Nach der Suppe sagte Daniel: »So richtigen Appetit habe ich heute gar nicht.«

»Du wirst doch nicht auch noch krank werden«, sagte Fee besorgt.

»Ach was, so schnell wirft mich nichts um, Liebes, aber eine Patientin hatte zu allem auch noch einen Unfall, und da bin ich einfach allergisch.«

»Wie heißt sie?« fragte Fee, wieder mal von bangen Ahnungen erfüllt. Sie konnte solche nicht erklären, sie hatte sie einfach im Gefühl.

»Gerda Geißler, du kennst sie nicht«, erwiderte Daniel.

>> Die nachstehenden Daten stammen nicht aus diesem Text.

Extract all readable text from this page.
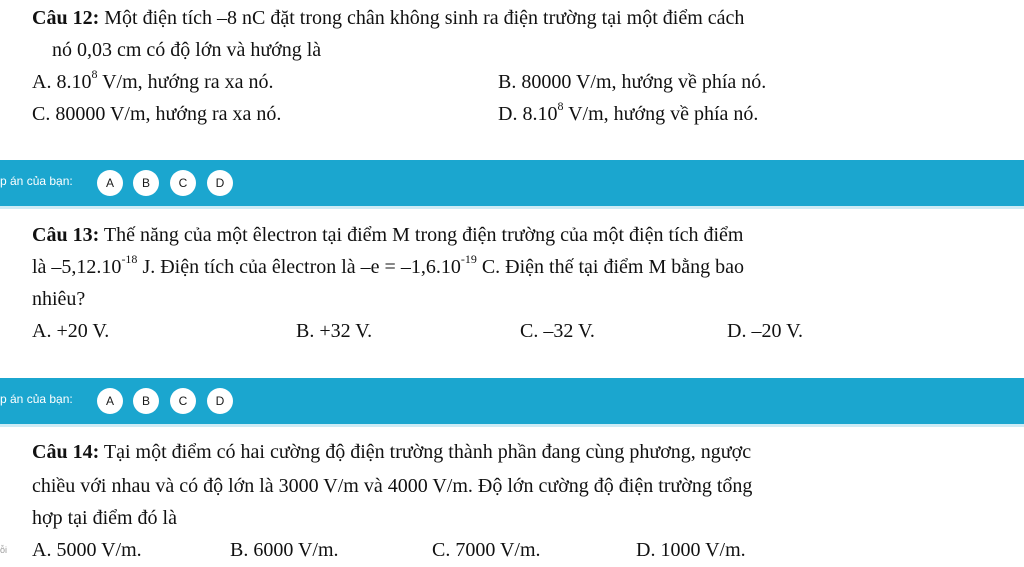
Câu 12: Một điện tích –8 nC đặt trong chân không sinh ra điện trường tại một điểm cách
nó 0,03 cm có độ lớn và hướng là
A. 8.10$^8$ V/m, hướng ra xa nó.	B. 80000 V/m, hướng về phía nó.
C. 80000 V/m, hướng ra xa nó.	D. 8.10$^8$ V/m, hướng về phía nó.
p án của bạn:	A	B	C	D
Câu 13: Thế năng của một êlectron tại điểm M trong điện trường của một điện tích điểm
là $-5,12.10^{-18}$ J. Điện tích của êlectron là $-e = -1,6.10^{-19}$ C. Điện thế tại điểm M bằng bao
nhiêu?
A. +20 V.	B. +32 V.	C. –32 V.	D. –20 V.
p án của bạn:	A	B	C	D
Câu 14: Tại một điểm có hai cường độ điện trường thành phần đang cùng phương, ngược
chiều với nhau và có độ lớn là 3000 V/m và 4000 V/m. Độ lớn cường độ điện trường tổng
hợp tại điểm đó là
A. 5000 V/m.	B. 6000 V/m.	C. 7000 V/m.	D. 1000 V/m.
ỗi
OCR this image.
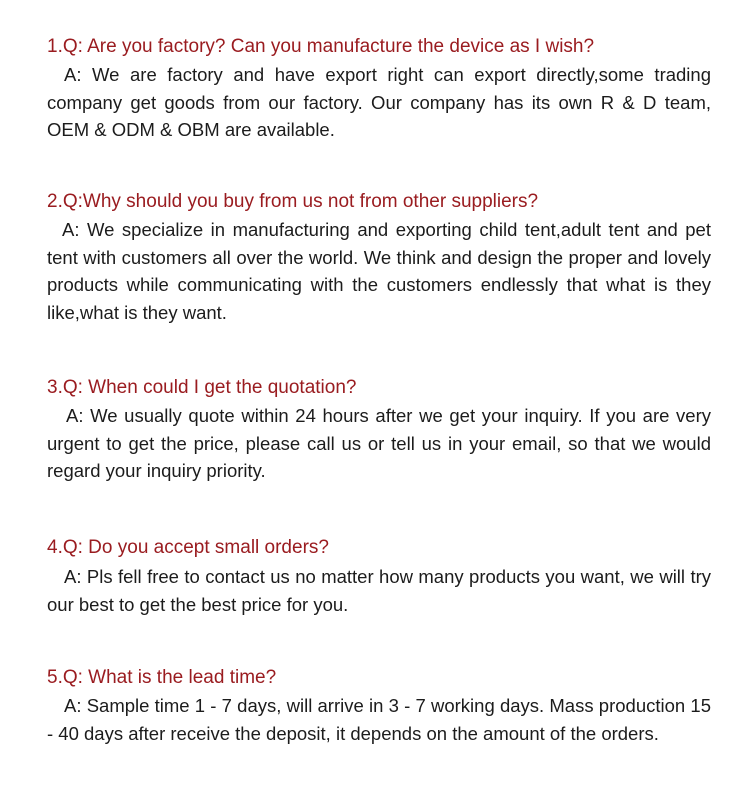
1.Q: Are you factory? Can you manufacture the device as I wish?
A: We are factory and have export right can export directly,some trading company get goods from our factory. Our company has its own R & D team, OEM & ODM & OBM are available.
2.Q:Why should you buy from us not from other suppliers?
A: We specialize in manufacturing and exporting child tent,adult tent and pet tent with customers all over the world. We think and design the proper and lovely products while communicating with the customers endlessly that what is they like,what is they want.
3.Q: When could I get the quotation?
A: We usually quote within 24 hours after we get your inquiry. If you are very urgent to get the price, please call us or tell us in your email, so that we would regard your inquiry priority.
4.Q: Do you accept small orders?
A: Pls fell free to contact us no matter how many products you want, we will try our best to get the best price for you.
5.Q: What is the lead time?
A: Sample time 1 - 7 days, will arrive in 3 - 7 working days. Mass production 15 - 40 days after receive the deposit, it depends on the amount of the orders.
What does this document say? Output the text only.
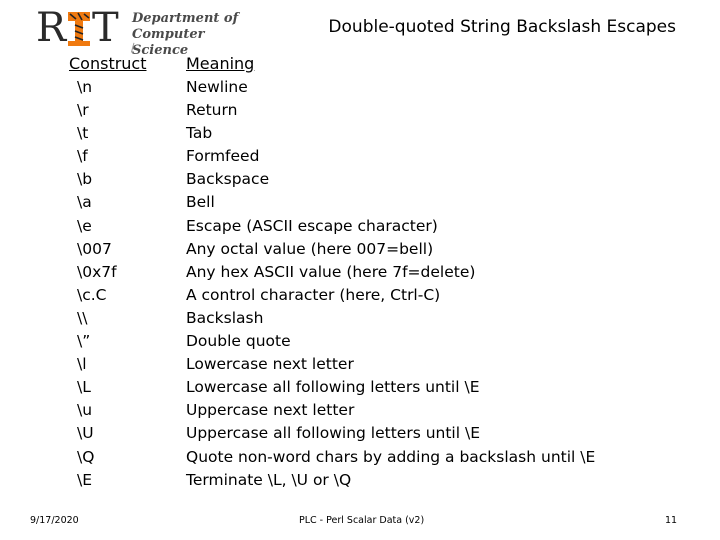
R T Department of
Computer Science
Double-quoted String Backslash Escapes
Construct Meaning
\n	Newline
\r	Return
\t	Tab
\f	Formfeed
\b	Backspace
\a	Bell
\e	Escape (ASCII escape character)
\007	Any octal value (here 007=bell)
\0x7f	Any hex ASCII value (here 7f=delete)
\c.C	A control character (here, Ctrl-C)
\\	Backslash
\”	Double quote
\l	Lowercase next letter
\L	Lowercase all following letters until \E
\u	Uppercase next letter
\U	Uppercase all following letters until \E
\Q	Quote non-word chars by adding a backslash until \E
\E	Terminate \L, \U or \Q
9/17/2020	PLC - Perl Scalar Data (v2)	11
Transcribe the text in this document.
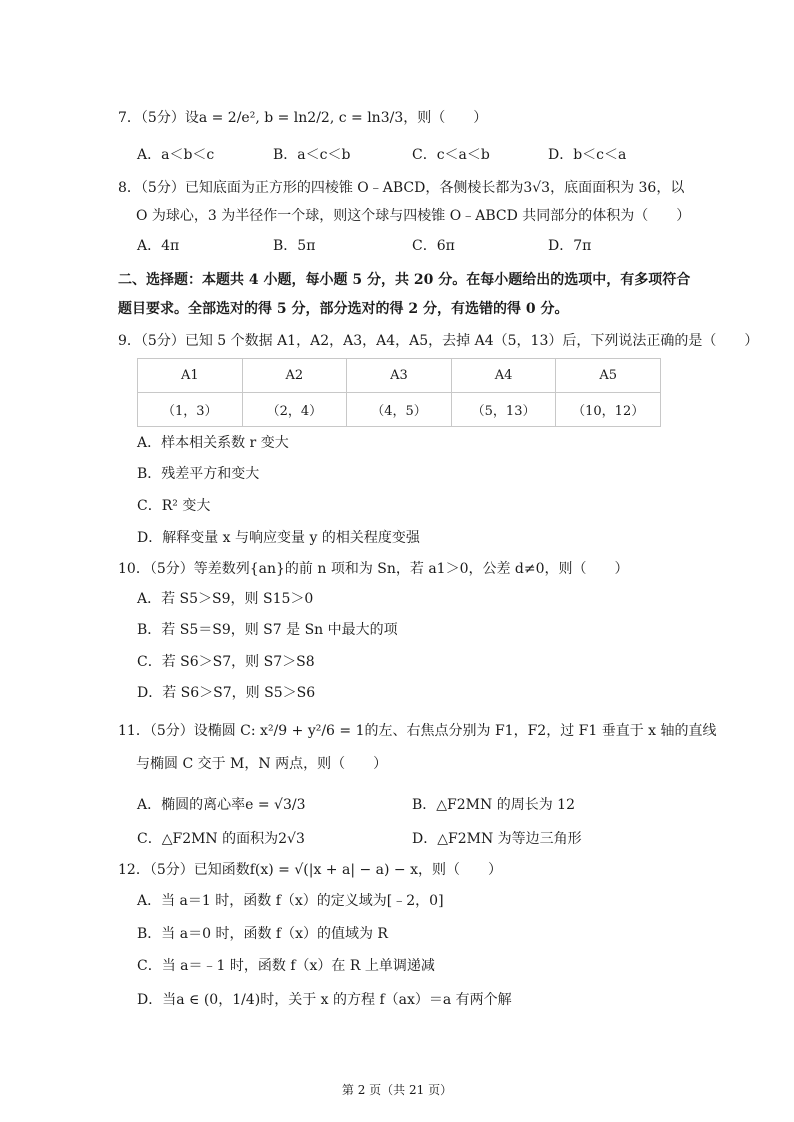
7．（5分）设a = 2/e², b = ln2/2, c = ln3/3，则（　　）
A．a＜b＜c	B．a＜c＜b	C．c＜a＜b	D．b＜c＜a
8．（5分）已知底面为正方形的四棱锥 O﹣ABCD，各侧棱长都为3√3，底面面积为 36，以
O 为球心，3 为半径作一个球，则这个球与四棱锥 O﹣ABCD 共同部分的体积为（　　）
A．4π	B．5π	C．6π	D．7π
二、选择题：本题共 4 小题，每小题 5 分，共 20 分。在每小题给出的选项中，有多项符合
题目要求。全部选对的得 5 分，部分选对的得 2 分，有选错的得 0 分。
9．（5分）已知 5 个数据 A1，A2，A3，A4，A5，去掉 A4（5，13）后，下列说法正确的是（　　）
A1	A2	A3	A4	A5
（1，3）	（2，4）	（4，5）	（5，13）	（10，12）
A．样本相关系数 r 变大
B．残差平方和变大
C．R² 变大
D．解释变量 x 与响应变量 y 的相关程度变强
10．（5分）等差数列{an}的前 n 项和为 Sn，若 a1＞0，公差 d≠0，则（　　）
A．若 S5＞S9，则 S15＞0
B．若 S5＝S9，则 S7 是 Sn 中最大的项
C．若 S6＞S7，则 S7＞S8
D．若 S6＞S7，则 S5＞S6
11．（5分）设椭圆 C: x²/9 + y²/6 = 1的左、右焦点分别为 F1，F2，过 F1 垂直于 x 轴的直线
与椭圆 C 交于 M，N 两点，则（　　）
A．椭圆的离心率e = √3/3	B．△F2MN 的周长为 12
C．△F2MN 的面积为2√3	D．△F2MN 为等边三角形
12．（5分）已知函数f(x) = √(|x + a| − a) − x，则（　　）
A．当 a＝1 时，函数 f（x）的定义域为[﹣2，0]
B．当 a＝0 时，函数 f（x）的值域为 R
C．当 a＝﹣1 时，函数 f（x）在 R 上单调递减
D．当a ∈ (0，1/4)时，关于 x 的方程 f（ax）＝a 有两个解
第 2 页（共 21 页）
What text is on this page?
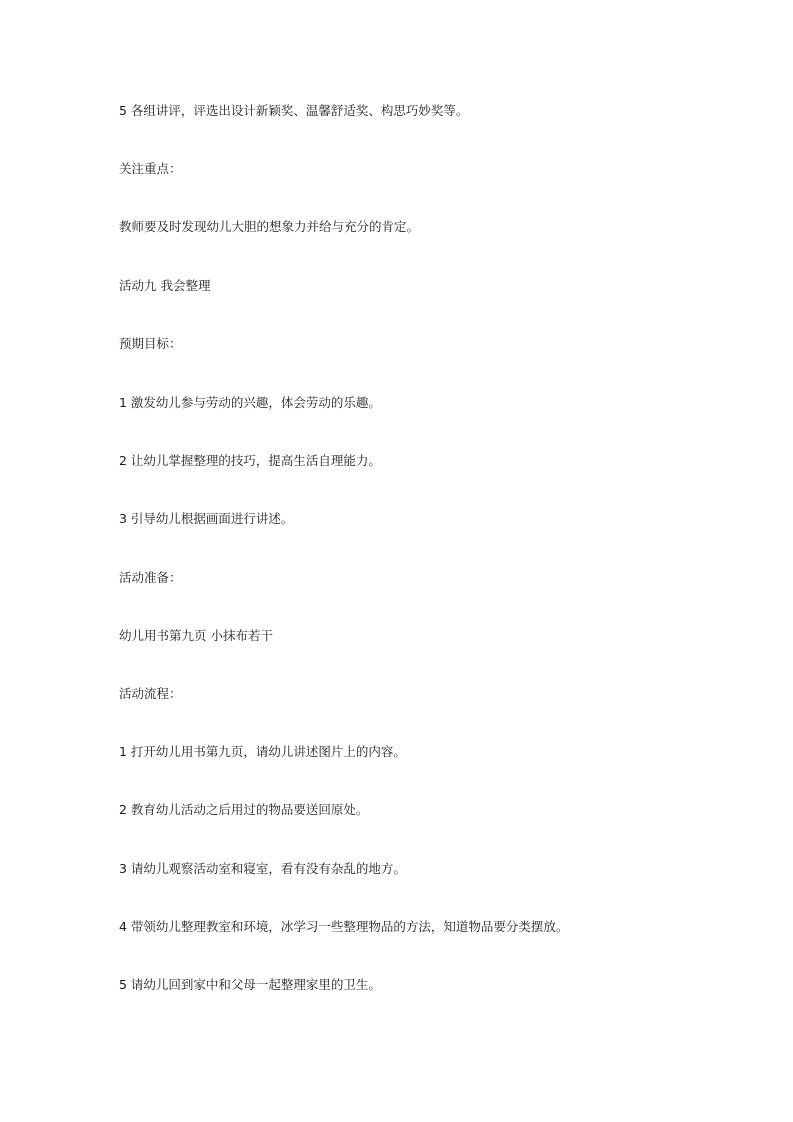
5 各组讲评，评选出设计新颖奖、温馨舒适奖、构思巧妙奖等。
关注重点：
教师要及时发现幼儿大胆的想象力并给与充分的肯定。
活动九 我会整理
预期目标：
1 激发幼儿参与劳动的兴趣，体会劳动的乐趣。
2 让幼儿掌握整理的技巧，提高生活自理能力。
3 引导幼儿根据画面进行讲述。
活动准备：
幼儿用书第九页 小抹布若干
活动流程：
1 打开幼儿用书第九页，请幼儿讲述图片上的内容。
2 教育幼儿活动之后用过的物品要送回原处。
3 请幼儿观察活动室和寝室，看有没有杂乱的地方。
4 带领幼儿整理教室和环境，冰学习一些整理物品的方法，知道物品要分类摆放。
5 请幼儿回到家中和父母一起整理家里的卫生。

Fee seufzte schwer. »Ihretwegen hat Schorsch schon zweimal angerufen«, erklärte sie, weil sie meinte, daß es doch sehr wichtig sein könnte.

Wie von der Tarantel gebissen sprang Daniel auf und sauste schon zum Telefon. Und gerade da brachte Lenni ein besonders zartes Steak.

»Das können wir wohl auch wieder abschreiben«, murmelte sie.

Fee lauschte auf Daniels Stimme. Sie wußte zwar, daß er ihr sagte, was wichtig war, aber momentan war sie selbst von Unruhe erfüllt.